New York State Department of Health Commissioner Dr. Howard Zucker urges all New Yorkers six months of age and over who have not yet received a flu shot to get vaccinated as soon as possible. Over the past week, cases of influenza rose by 37 percent, and new cases of influenza were reported in 61 of 62 counties.
New York State also reported its first influenza-associated pediatric death this season, which was confirmed by the Wadsworth Center, the state’s public health laboratory. To protect the family’s privacy, the department can only confirm that the death occurred downstate.
“Influenza is a significant threat to public health, and we are strongly encouraging anyone who has not already gotten the flu vaccine to get one immediately,” said Dr. Zucker. “Getting vaccinated is not just about protecting yourself, it also protects people around you, including those who are more vulnerable, like babies and young children, older people, and people with certain chronic health conditions.”
For the last five weeks, influenza has been geographically widespread. As of Jan. 6, 11,280 laboratory-confirmed cases of influenza have been reported and 3,606 people have been hospitalized with influenza in New York State this season.
Adults aged 65 years and older, people with certain chronic medical conditions, young children and pregnant women are among those at highest risk for serious flu complications, which may require hospitalization and could result in death. Since the flu virus can spread through coughing or sneezing, it is especially important for family members and people who have regular contact with high-risk individuals to be vaccinated.

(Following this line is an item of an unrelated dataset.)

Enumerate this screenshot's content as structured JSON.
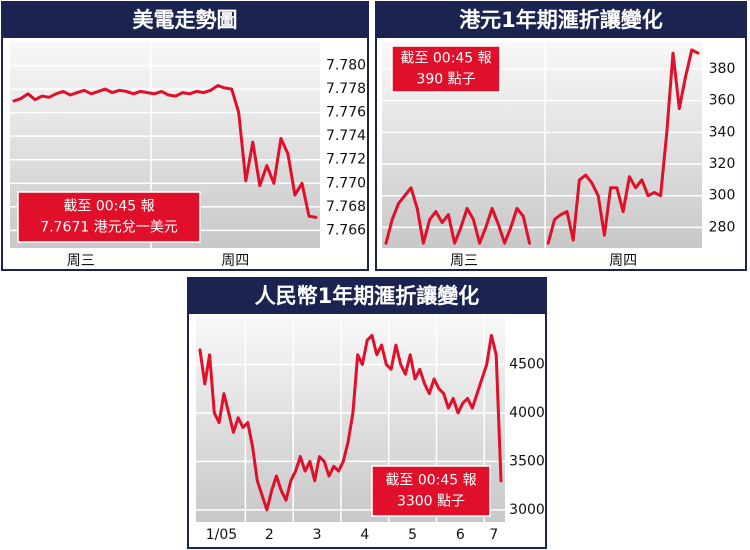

According to the Centers for Disease Control and Prevention (CDC), vaccination should continue throughout flu season, as long as flu viruses are circulating. Flu vaccine can vary in how well it works, but remains the best way to prevent illness and flu complications, including those that can lead to hospitalization. Even though the effectiveness of the flu vaccine over the last few years has ranged from 30 to 60 percent, getting vaccinated can result in milder illness, if someone still gets the flu. A 2017 study showed the flu vaccine can significantly reduce a child’s risk of dying from influenza.
In addition, while influenza A(H3N2) viruses have been the most common ones circulating nationally, influenza B has been the most common strain circulating in some regions of the state, including Central New York. The influenza vaccine is typically more effective against influenza B, which reiterates how important it is for New Yorkers to get vaccinated.
The flu can cause mild to severe illness. Symptoms include fever, cough, sore throat, runny or stuffy nose, body aches, headache, chills and fatigue. Some people may also have vomiting and diarrhea. People infected with the flu may have respiratory symptoms without a fever. CDC recommends that people who are very sick or people who are sick who are at high risk of serious flu complications be treated early with flu antiviral drugs. Antiviral drugs work best when started within two days of symptoms first appearing. There are no current shortages of antiviral drugs, and manufacturers report they expect to meet projected seasonal demands.
During last year’s flu season, there were 12,912 flu-related hospitalizations and eight pediatric deaths in New York. Over the last four years, there have been a total of 25 pediatric flu deaths in New York State and an average of 10,571 flu-related hospitalizations a year.
In addition to getting a flu shot, it’s important to practice good hand-hygiene:
- Wash your hands often with soap and hot water for at least 20 seconds to protect yourself from germs and avoid spreading them to others.
- Carry an alcohol-based hand sanitizer to use when soap and water are not available. Choose a product with at least 60 percent alcohol.
- Do not cough or sneeze into your hands. Instead, cover your mouth and nose with a tissue.